Formalisatie is gedefinieerd als de mate waarin organisatorische activiteiten zich manifesteren in geschreven documenten met betrekking tot procedures, functiebeschrijvingen, voorschriften en beleidshandleidingen (Hall, 1996). Het construct formalisatie is geoperationaliseerd op basis van de veelvuldig gebruikte meetschaal van Aiken en Hage

(26)

26 (1968), welke is geoptimaliseerd door Jaworski en Kohli (1993). De items zijn vertaald naar het Nederlands en hebben betrekking op het bestaan van regels en voorschriften binnen de publieke organisatie.

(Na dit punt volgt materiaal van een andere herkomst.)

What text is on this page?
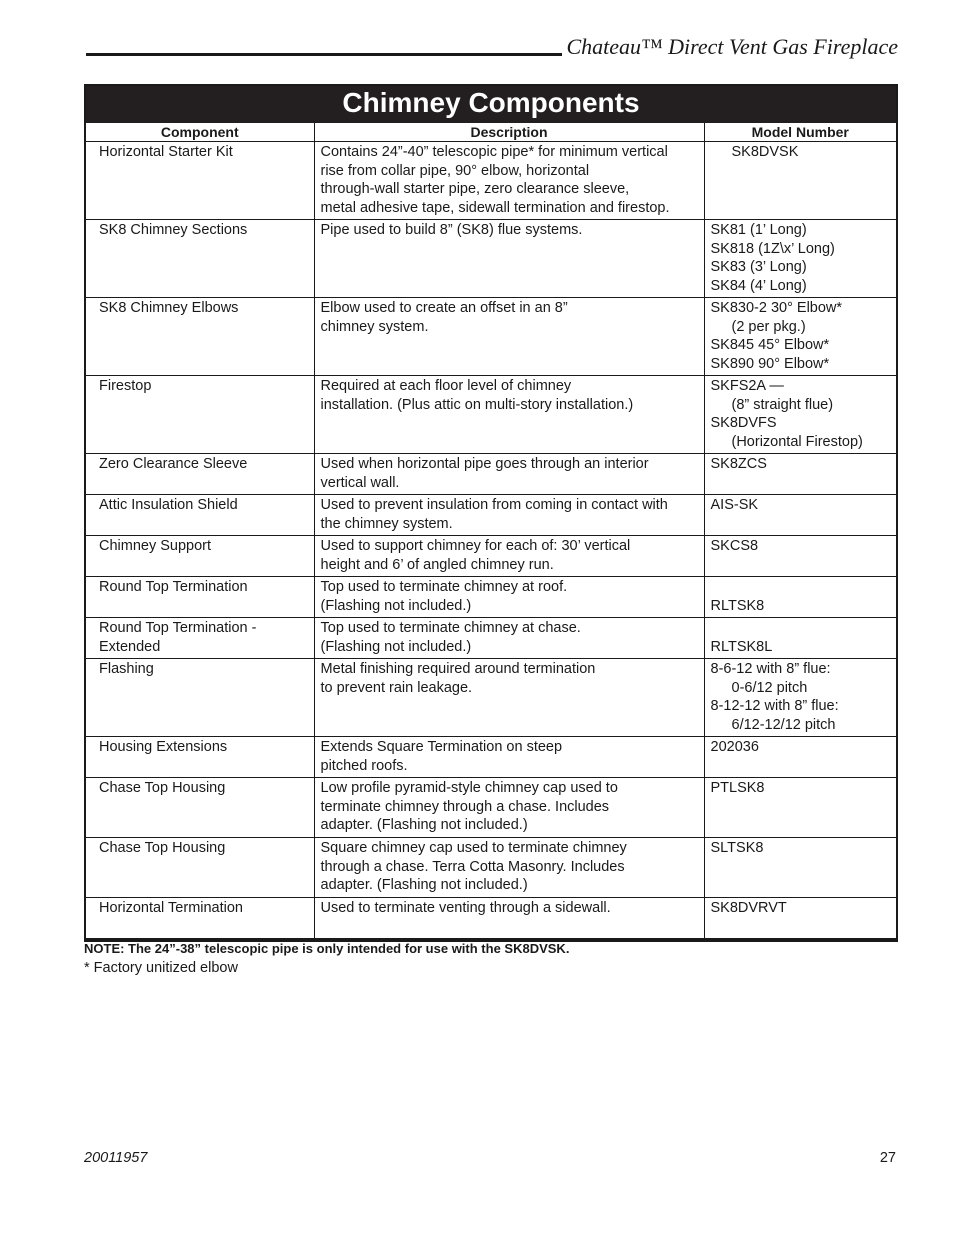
Chateau™ Direct Vent Gas Fireplace
Chimney Components
Component	Description	Model Number

Horizontal Starter Kit	Contains 24”-40” telescopic pipe* for minimum vertical
rise from collar pipe, 90° elbow, horizontal
through-wall starter pipe, zero clearance sleeve,
metal adhesive tape, sidewall termination and firestop.	SK8DVSK

SK8 Chimney Sections	Pipe used to build 8” (SK8) flue systems.	SK81 (1’ Long)
SK818 (1Z\x’ Long)
SK83 (3’ Long)
SK84 (4’ Long)

SK8 Chimney Elbows	Elbow used to create an offset in an 8”
chimney system.	SK830-2 30° Elbow*
(2 per pkg.)
SK845 45° Elbow*
SK890 90° Elbow*

Firestop	Required at each floor level of chimney
installation. (Plus attic on multi-story installation.)	SKFS2A —
(8” straight flue)
SK8DVFS
(Horizontal Firestop)

Zero Clearance Sleeve	Used when horizontal pipe goes through an interior
vertical wall.	SK8ZCS

Attic Insulation Shield	Used to prevent insulation from coming in contact with
the chimney system.	AIS-SK

Chimney Support	Used to support chimney for each of: 30’ vertical
height and 6’ of angled chimney run.	SKCS8

Round Top Termination	Top used to terminate chimney at roof.
(Flashing not included.)	RLTSK8

Round Top Termination -
Extended	Top used to terminate chimney at chase.
(Flashing not included.)	RLTSK8L

Flashing	Metal finishing required around termination
to prevent rain leakage.	8-6-12 with 8” flue:
0-6/12 pitch
8-12-12 with 8” flue:
6/12-12/12 pitch

Housing Extensions	Extends Square Termination on steep
pitched roofs.	202036

Chase Top Housing	Low profile pyramid-style chimney cap used to
terminate chimney through a chase. Includes
adapter. (Flashing not included.)	PTLSK8

Chase Top Housing	Square chimney cap used to terminate chimney
through a chase. Terra Cotta Masonry. Includes
adapter. (Flashing not included.)	SLTSK8

Horizontal Termination	Used to terminate venting through a sidewall.	SK8DVRVT
NOTE: The 24”-38” telescopic pipe is only intended for use with the SK8DVSK.
* Factory unitized elbow
20011957	27
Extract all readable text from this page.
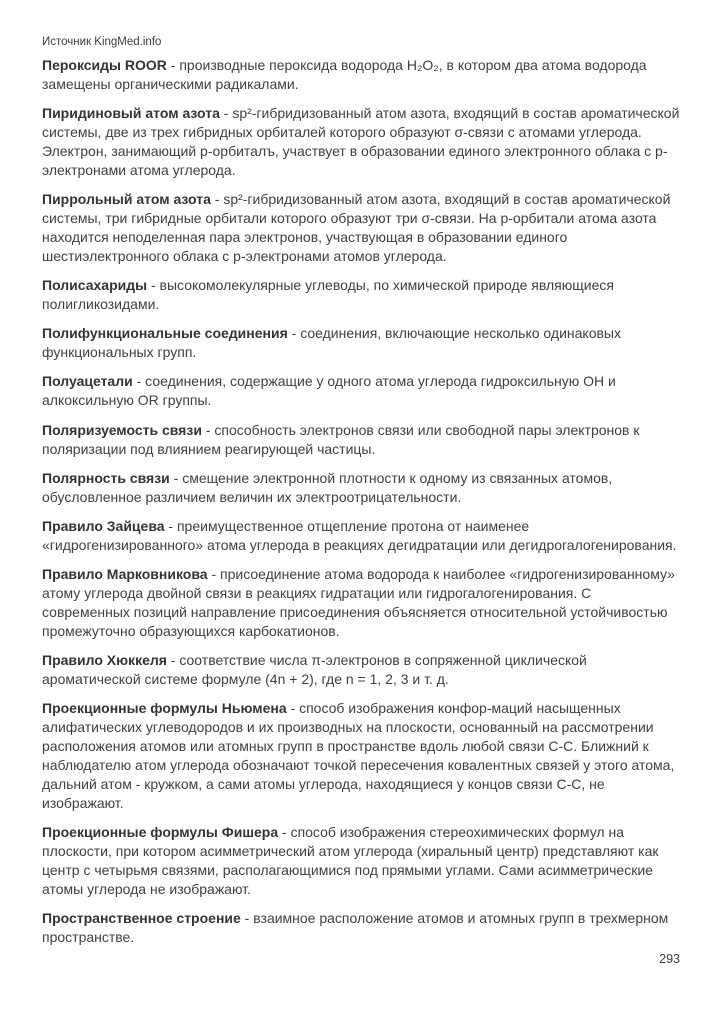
Источник KingMed.info

Пероксиды ROOR - производные пероксида водорода H₂O₂, в котором два атома водорода замещены органическими радикалами.

Пиридиновый атом азота - sp²-гибридизованный атом азота, входящий в состав ароматической системы, две из трех гибридных орбиталей которого образуют σ-связи с атомами углерода. Электрон, занимающий p-орбиталъ, участвует в образовании единого электронного облака с p-электронами атома углерода.

Пиррольный атом азота - sp²-гибридизованный атом азота, входящий в состав ароматической системы, три гибридные орбитали которого образуют три σ-связи. На p-орбитали атома азота находится неподеленная пара электронов, участвующая в образовании единого шестиэлектронного облака с p-электронами атомов углерода.

Полисахариды - высокомолекулярные углеводы, по химической природе являющиеся полигликозидами.

Полифункциональные соединения - соединения, включающие несколько одинаковых функциональных групп.

Полуацетали - соединения, содержащие у одного атома углерода гидроксильную ОН и алкоксильную OR группы.

Поляризуемость связи - способность электронов связи или свободной пары электронов к поляризации под влиянием реагирующей частицы.

Полярность связи - смещение электронной плотности к одному из связанных атомов, обусловленное различием величин их электроотрицательности.

Правило Зайцева - преимущественное отщепление протона от наименее «гидрогенизированного» атома углерода в реакциях дегидратации или дегидрогалогенирования.

Правило Марковникова - присоединение атома водорода к наиболее «гидрогенизированному» атому углерода двойной связи в реакциях гидратации или гидрогалогенирования. С современных позиций направление присоединения объясняется относительной устойчивостью промежуточно образующихся карбокатионов.

Правило Хюккеля - соответствие числа π-электронов в сопряженной циклической ароматической системе формуле (4n + 2), где n = 1, 2, 3 и т. д.

Проекционные формулы Ньюмена - способ изображения конфор-маций насыщенных алифатических углеводородов и их производных на плоскости, основанный на рассмотрении расположения атомов или атомных групп в пространстве вдоль любой связи С-С. Ближний к наблюдателю атом углерода обозначают точкой пересечения ковалентных связей у этого атома, дальний атом - кружком, а сами атомы углерода, находящиеся у концов связи С-С, не изображают.

Проекционные формулы Фишера - способ изображения стереохимических формул на плоскости, при котором асимметрический атом углерода (хиральный центр) представляют как центр с четырьмя связями, располагающимися под прямыми углами. Сами асимметрические атомы углерода не изображают.

Пространственное строение - взаимное расположение атомов и атомных групп в трехмерном пространстве.

293
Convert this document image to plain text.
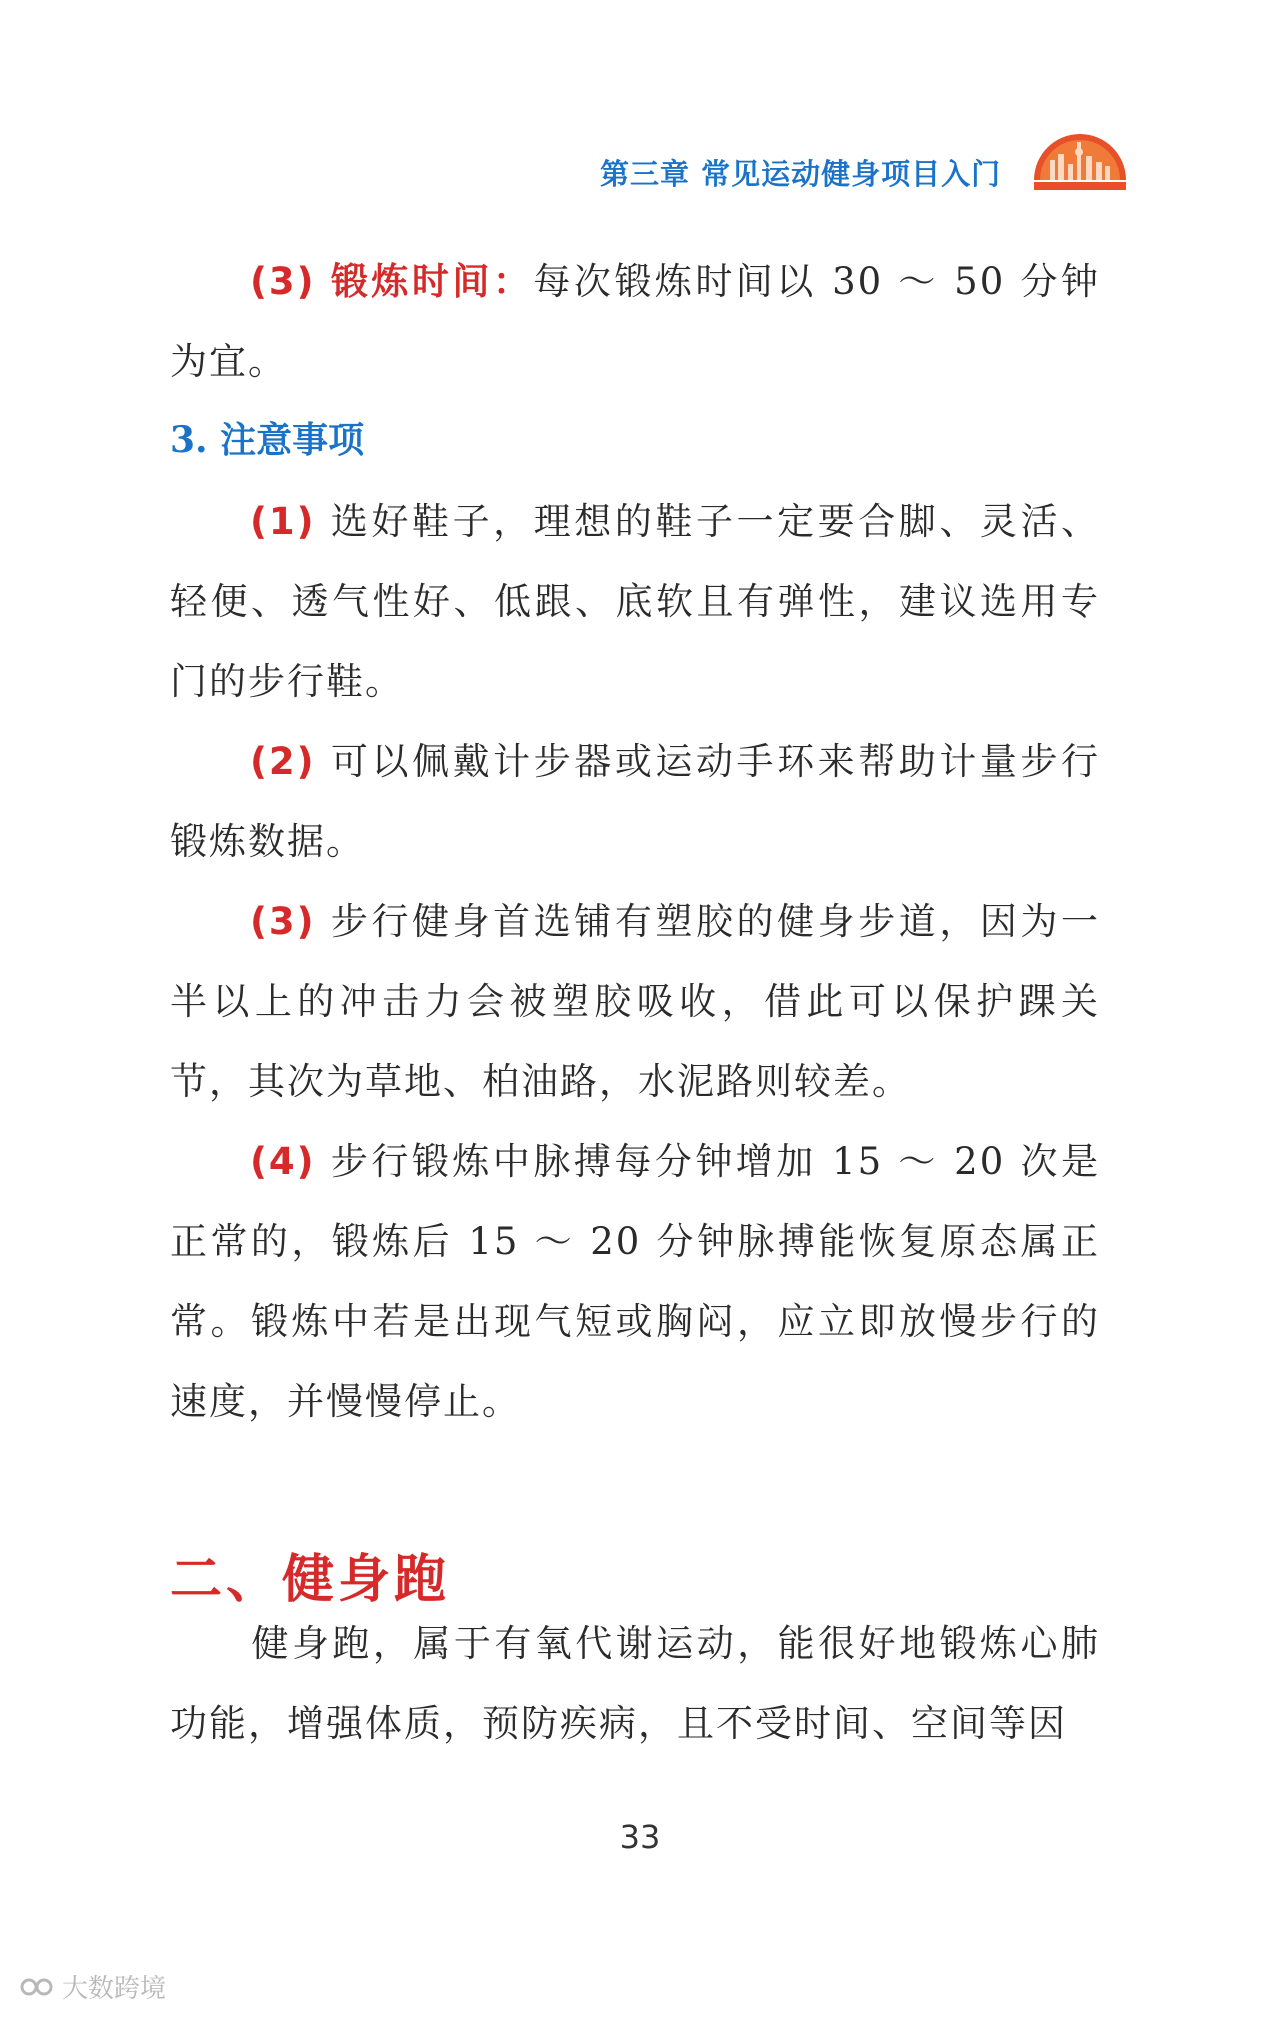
第三章 常见运动健身项目入门
(3) 锻炼时间：每次锻炼时间以 30 ～ 50 分钟为宜。
3. 注意事项
(1) 选好鞋子，理想的鞋子一定要合脚、灵活、轻便、透气性好、低跟、底软且有弹性，建议选用专门的步行鞋。
(2) 可以佩戴计步器或运动手环来帮助计量步行锻炼数据。
(3) 步行健身首选铺有塑胶的健身步道，因为一半以上的冲击力会被塑胶吸收，借此可以保护踝关节，其次为草地、柏油路，水泥路则较差。
(4) 步行锻炼中脉搏每分钟增加 15 ～ 20 次是正常的，锻炼后 15 ～ 20 分钟脉搏能恢复原态属正常。锻炼中若是出现气短或胸闷，应立即放慢步行的速度，并慢慢停止。
二、健身跑
健身跑，属于有氧代谢运动，能很好地锻炼心肺功能，增强体质，预防疾病，且不受时间、空间等因
33
大数跨境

Deze items beschrijven werkprocedures, interne processen, gedrag van werknemers bij bepaalde situaties en het niveau van controle dat het bedrijf uitoefent om naleving te garanderen. Formalisatie wordt gemeten op basis van zeven items afgezet tegen een vijf punt Likert-scale met een reeks van “Helemaal niet mee eens” tot “Helemaal mee eens”.

Bij het meten van transformationeel leiderschap, is de conceptualisatie van Bass et al. (2003) gebruikt waarbij er sprake is van vier dimensies voor transformationeel leiderschap. Dit betreft inspirerende motivatie, geïdealiseerde invloed, geïndividualiseerde betekenisgeving en intellectuele stimulatie. In de elf items gebruikt in de enquête, komen deze gedragselementen die transformationeel leiders tonen goed naar voren. Alle items zijn vertaald naar het Nederlands. Transformationeel leiderschap wordt gemeten op basis van elf items afgezet tegen een vijf punt Likert-scale met een reeks van “Helemaal niet mee eens” tot “Helemaal mee eens”.

Taakrelevante informatie-uitwerking is door Knippenberg et al. (2004) omschreven als de uitwisseling, discussie en integratie van ideeën, kennis en inzichten met betrekking tot toegewezen taken. Zeven items zijn hiervoor aangepast uit het onderzoek van Homan, Van Knippenberg, Van Kleef en De Dreu. (2007) om de perceptie door direct leidinggevenden over de mate van taakrelevante informatie-uitwerking in hun team te beoordelen. De items zijn vertaald naar het Nederlands en hieruit werd duidelijk dat in ieder item het woord “vaak” of “veel” terugkomt. Bijvoorbeeld “In dit team worden veel werk gerelateerde ideeën met elkaar gedeeld” en “Teamleden zeggen vaak iets waardoor nieuwe ideeën ontstaan”. De woorden vaak en veel roepen in de stellingen eigenlijk een 0/1 antwoord op. Vind ik het vaak: dan eens. vind ik het niet vaak: dan oneens. Om taakrelevante informatie-uitwerking goed te meten met behulp van een 5-punt Likert-scale variërend van “volledig niet van toepassing” tot “volledig van toepassing”, is besloten de woorden vaak en veel te verwijderen uit de stellingen.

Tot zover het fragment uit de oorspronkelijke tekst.